Politics blog: A tale of two budgets

Toronto – May 2, 2016 – Recently, the Liberal government in Newfoundland and Labrador and the NDP government in Alberta introduced their 2016 budgets. With both provinces facing massive budgetary holes – due to falling oil and gas revenues – the two governments took opposite approaches to dealing with this problem.

In Newfoundland and Labrador, the Liberal government approached the problem the way right wing governments have always done in the past: with what has been called a 'brutal austerity budget.' There will be cuts to health authorities, Memorial University, arts organizations, schools and library boards, and other entities.

School class sizes will increase. There will be hundreds of layoffs in the public sector and cuts to student financial aid programs. Those most in need of help will once again be left to fend for themselves, with fewer services to rely on. These cuts will disproportionally impact marginalized groups and the most vulnerable people in the province.

In Alberta, the NDP government has tried a different approach. “When oil prices fell in the past,” Joe Ceci, the province's finance minister, told the legislature, “Alberta governments responded by making reckless and extreme cuts to public services, firing thousands of teachers and nurses, cutting supports for seniors, and abandoning the most vulnerable.
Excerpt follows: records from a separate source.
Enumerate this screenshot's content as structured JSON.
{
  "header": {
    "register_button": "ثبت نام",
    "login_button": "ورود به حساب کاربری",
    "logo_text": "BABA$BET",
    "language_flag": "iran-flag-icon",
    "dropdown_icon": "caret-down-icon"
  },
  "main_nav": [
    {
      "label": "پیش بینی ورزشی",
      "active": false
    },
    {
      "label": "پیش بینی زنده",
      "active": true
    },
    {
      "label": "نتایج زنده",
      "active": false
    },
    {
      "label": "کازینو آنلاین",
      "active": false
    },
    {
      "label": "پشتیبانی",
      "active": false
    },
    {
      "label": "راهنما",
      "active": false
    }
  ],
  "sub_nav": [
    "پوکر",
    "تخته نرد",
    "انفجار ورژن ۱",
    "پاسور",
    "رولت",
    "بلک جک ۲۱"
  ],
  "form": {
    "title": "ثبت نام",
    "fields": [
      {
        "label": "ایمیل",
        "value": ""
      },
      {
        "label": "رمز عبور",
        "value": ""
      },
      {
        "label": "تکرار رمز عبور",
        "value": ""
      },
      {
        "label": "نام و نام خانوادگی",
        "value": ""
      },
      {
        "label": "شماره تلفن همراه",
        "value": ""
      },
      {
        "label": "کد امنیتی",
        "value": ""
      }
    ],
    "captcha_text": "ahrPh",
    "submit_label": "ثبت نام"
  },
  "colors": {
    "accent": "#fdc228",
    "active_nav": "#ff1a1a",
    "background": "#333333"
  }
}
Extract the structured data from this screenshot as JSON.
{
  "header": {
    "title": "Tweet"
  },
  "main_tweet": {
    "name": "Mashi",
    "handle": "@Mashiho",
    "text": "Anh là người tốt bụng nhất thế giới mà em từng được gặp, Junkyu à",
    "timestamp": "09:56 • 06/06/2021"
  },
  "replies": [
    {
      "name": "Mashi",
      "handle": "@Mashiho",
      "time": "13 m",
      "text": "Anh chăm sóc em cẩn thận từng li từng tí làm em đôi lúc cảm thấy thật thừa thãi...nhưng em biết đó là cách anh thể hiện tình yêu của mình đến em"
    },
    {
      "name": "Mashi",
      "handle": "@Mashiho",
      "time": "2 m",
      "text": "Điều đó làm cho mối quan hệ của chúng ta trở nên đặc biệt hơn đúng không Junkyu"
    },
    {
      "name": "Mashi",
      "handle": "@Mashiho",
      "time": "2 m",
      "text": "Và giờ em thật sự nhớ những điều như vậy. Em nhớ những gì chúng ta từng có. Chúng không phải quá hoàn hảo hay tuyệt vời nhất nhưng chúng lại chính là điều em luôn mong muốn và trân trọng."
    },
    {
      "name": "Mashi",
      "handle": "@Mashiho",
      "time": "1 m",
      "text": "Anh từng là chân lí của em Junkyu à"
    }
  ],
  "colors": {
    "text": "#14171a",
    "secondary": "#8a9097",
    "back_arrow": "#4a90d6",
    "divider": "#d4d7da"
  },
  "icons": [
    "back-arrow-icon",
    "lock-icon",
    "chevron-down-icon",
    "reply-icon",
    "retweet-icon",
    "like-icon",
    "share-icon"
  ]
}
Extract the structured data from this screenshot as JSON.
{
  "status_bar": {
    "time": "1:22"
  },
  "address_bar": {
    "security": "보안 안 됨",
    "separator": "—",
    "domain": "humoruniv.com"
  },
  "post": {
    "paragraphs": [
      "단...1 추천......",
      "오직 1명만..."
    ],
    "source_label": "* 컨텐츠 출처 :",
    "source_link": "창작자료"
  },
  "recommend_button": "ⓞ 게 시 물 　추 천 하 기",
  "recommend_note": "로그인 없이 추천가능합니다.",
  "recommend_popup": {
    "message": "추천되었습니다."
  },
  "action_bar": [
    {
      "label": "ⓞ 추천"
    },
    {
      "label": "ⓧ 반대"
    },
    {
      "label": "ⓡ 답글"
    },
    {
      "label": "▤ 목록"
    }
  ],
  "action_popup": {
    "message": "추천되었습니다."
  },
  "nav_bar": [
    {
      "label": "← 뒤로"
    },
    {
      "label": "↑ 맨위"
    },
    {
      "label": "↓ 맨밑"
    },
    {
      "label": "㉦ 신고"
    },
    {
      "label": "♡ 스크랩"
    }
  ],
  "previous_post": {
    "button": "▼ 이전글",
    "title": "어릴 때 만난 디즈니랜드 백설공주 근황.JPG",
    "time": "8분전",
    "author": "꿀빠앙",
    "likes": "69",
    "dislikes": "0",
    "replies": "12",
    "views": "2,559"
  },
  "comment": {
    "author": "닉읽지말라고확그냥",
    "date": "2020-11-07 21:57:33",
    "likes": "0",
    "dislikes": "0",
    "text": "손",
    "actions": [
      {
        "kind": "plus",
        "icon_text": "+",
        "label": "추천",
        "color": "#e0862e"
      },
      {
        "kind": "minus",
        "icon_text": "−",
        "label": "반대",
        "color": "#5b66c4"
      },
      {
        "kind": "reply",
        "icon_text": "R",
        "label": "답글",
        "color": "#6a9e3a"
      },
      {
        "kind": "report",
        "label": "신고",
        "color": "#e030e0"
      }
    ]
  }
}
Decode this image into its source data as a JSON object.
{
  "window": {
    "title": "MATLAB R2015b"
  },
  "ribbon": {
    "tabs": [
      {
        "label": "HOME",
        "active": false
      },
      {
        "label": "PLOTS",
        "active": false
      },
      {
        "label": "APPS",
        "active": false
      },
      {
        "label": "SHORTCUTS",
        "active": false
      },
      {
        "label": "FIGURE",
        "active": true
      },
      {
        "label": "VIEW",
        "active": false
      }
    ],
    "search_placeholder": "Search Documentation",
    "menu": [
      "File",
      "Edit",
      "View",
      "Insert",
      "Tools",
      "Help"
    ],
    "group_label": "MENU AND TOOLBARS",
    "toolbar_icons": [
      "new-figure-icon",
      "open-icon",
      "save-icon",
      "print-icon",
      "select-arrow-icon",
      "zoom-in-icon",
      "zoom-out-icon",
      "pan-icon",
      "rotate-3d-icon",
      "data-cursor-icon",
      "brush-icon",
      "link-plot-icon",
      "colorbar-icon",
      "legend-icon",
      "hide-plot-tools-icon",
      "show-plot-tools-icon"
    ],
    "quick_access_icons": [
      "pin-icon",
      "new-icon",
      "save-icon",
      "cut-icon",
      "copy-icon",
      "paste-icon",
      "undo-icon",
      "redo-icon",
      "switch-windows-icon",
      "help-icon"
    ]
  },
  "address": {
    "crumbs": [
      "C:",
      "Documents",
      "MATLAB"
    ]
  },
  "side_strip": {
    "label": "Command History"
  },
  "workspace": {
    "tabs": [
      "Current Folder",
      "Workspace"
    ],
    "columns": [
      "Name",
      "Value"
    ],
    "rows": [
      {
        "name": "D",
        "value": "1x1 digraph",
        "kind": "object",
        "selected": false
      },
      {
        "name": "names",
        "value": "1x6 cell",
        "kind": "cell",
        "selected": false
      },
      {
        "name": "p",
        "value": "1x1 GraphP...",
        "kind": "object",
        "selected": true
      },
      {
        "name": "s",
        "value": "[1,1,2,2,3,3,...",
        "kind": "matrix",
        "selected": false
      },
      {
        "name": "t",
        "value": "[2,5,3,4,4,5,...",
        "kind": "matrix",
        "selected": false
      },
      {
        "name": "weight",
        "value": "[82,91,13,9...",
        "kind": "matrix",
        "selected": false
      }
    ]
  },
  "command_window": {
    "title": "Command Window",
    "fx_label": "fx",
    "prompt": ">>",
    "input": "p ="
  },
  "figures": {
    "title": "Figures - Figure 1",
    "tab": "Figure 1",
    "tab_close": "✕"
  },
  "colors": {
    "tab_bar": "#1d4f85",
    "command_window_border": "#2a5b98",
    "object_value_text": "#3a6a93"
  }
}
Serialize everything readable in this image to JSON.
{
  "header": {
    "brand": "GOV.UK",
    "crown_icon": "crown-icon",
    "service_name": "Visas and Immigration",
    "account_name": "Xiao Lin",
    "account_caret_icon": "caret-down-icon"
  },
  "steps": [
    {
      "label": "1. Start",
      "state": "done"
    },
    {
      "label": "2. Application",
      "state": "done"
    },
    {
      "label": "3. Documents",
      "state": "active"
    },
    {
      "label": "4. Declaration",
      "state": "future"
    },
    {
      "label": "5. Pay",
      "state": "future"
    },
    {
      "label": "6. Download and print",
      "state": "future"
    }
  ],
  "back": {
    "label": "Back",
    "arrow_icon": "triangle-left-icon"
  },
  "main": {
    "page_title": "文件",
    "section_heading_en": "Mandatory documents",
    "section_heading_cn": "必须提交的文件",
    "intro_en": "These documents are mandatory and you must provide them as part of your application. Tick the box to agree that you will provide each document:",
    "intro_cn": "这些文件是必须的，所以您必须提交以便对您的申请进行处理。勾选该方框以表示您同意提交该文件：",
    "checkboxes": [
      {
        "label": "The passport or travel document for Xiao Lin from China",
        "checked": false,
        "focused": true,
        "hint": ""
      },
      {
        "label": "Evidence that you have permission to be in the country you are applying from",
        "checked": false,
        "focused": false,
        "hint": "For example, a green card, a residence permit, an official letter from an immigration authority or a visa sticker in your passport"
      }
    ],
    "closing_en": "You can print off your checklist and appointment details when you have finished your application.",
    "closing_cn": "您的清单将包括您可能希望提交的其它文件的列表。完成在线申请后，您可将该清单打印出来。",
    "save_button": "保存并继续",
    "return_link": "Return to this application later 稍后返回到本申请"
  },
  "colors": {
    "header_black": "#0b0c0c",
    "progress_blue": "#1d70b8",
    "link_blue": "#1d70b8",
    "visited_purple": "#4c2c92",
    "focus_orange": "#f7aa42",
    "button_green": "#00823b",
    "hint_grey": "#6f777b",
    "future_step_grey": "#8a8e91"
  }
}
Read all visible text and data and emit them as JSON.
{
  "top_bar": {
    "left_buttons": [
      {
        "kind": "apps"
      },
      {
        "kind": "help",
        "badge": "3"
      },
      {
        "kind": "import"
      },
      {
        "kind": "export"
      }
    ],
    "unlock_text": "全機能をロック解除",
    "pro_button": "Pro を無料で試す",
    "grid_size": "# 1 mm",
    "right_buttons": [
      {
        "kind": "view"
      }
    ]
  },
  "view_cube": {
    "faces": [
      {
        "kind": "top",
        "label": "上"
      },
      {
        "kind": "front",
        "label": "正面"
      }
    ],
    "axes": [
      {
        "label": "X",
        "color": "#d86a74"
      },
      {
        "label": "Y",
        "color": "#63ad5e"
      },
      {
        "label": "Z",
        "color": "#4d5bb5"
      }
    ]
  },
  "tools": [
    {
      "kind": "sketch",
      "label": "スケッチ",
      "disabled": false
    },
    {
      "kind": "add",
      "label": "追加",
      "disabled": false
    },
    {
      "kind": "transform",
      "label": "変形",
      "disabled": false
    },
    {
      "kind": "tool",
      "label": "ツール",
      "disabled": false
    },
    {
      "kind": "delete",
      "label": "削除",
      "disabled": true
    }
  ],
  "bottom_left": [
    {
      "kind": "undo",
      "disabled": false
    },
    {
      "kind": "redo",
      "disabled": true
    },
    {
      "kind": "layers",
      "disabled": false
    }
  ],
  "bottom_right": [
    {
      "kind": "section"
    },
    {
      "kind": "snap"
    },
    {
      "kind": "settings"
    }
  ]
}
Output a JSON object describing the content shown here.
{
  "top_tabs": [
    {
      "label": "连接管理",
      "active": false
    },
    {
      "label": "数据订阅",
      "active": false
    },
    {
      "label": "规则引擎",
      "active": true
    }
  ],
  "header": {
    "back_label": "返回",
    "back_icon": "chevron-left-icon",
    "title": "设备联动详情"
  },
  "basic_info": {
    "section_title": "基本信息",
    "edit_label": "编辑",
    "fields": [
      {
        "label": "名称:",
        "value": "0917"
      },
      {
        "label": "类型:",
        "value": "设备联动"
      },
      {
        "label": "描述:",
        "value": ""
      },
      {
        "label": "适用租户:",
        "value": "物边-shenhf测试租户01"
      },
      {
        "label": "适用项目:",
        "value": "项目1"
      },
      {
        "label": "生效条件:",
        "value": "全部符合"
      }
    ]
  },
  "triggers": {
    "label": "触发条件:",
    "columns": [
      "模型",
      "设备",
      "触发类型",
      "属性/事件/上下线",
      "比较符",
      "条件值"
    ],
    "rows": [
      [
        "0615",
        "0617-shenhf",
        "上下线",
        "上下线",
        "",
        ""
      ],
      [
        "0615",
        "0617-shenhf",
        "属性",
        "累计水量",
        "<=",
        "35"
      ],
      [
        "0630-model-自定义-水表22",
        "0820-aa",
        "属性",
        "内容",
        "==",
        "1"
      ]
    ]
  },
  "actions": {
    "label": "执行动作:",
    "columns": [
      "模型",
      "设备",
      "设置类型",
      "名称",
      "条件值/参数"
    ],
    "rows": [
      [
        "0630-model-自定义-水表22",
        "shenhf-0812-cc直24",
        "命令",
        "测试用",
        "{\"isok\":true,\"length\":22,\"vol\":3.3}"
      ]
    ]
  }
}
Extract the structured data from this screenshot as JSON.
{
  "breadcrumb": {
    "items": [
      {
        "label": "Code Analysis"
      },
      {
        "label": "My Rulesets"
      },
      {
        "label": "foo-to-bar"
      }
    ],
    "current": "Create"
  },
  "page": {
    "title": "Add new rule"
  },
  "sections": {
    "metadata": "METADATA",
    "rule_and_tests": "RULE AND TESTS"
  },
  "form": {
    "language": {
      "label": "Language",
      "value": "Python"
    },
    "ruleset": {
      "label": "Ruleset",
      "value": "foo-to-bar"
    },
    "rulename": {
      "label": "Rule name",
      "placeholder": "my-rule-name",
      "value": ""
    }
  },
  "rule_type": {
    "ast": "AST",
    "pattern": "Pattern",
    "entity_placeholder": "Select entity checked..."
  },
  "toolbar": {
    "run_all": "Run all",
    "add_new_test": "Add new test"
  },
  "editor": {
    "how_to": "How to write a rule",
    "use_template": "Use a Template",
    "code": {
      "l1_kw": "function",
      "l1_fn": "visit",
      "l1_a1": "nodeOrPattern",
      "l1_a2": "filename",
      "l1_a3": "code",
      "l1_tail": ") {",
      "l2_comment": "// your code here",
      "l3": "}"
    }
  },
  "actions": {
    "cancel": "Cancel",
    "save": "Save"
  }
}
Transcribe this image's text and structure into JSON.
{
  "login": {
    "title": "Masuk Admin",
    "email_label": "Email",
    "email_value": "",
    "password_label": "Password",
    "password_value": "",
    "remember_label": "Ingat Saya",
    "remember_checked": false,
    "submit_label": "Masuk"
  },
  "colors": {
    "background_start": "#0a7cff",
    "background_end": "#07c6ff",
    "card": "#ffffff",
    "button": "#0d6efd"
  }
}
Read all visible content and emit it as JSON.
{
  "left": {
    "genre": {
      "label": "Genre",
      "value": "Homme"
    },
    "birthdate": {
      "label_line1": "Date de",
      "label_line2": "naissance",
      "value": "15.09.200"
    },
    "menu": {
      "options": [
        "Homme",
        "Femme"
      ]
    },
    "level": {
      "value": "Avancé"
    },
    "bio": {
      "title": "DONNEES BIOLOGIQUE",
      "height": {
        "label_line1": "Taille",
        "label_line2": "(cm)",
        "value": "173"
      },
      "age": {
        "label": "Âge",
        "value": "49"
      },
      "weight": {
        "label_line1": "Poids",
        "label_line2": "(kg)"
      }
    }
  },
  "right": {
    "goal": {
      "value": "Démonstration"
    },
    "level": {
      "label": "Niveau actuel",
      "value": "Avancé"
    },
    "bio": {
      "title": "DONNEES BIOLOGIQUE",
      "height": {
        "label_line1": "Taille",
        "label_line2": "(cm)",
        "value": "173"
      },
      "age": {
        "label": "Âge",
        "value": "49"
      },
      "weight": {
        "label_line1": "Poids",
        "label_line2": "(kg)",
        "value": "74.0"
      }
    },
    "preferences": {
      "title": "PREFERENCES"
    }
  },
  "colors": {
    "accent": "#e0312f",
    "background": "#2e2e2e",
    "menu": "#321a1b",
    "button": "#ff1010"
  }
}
Some say we should turn the clock back and do the same again,” he continued, “but on this side of the legislature we fundamentally disagree.”

In the Alberta budget, there were no destructive cuts to health care and education. There was no war declared on teachers and nurses. Instead, investments are being made to help stimulate the economy and help individuals, families, and businesses weather the economic storm. The government is ramping up spending on public infrastructure and job creation measures. The Alberta government isn’t dealing out pain – they are pushing hope.

When governments face challenging economic times, there are different approaches that can be taken to deal with the problem. And the Alberta NDP is showing that it is possible to address economic turmoil with investments rather than austerity.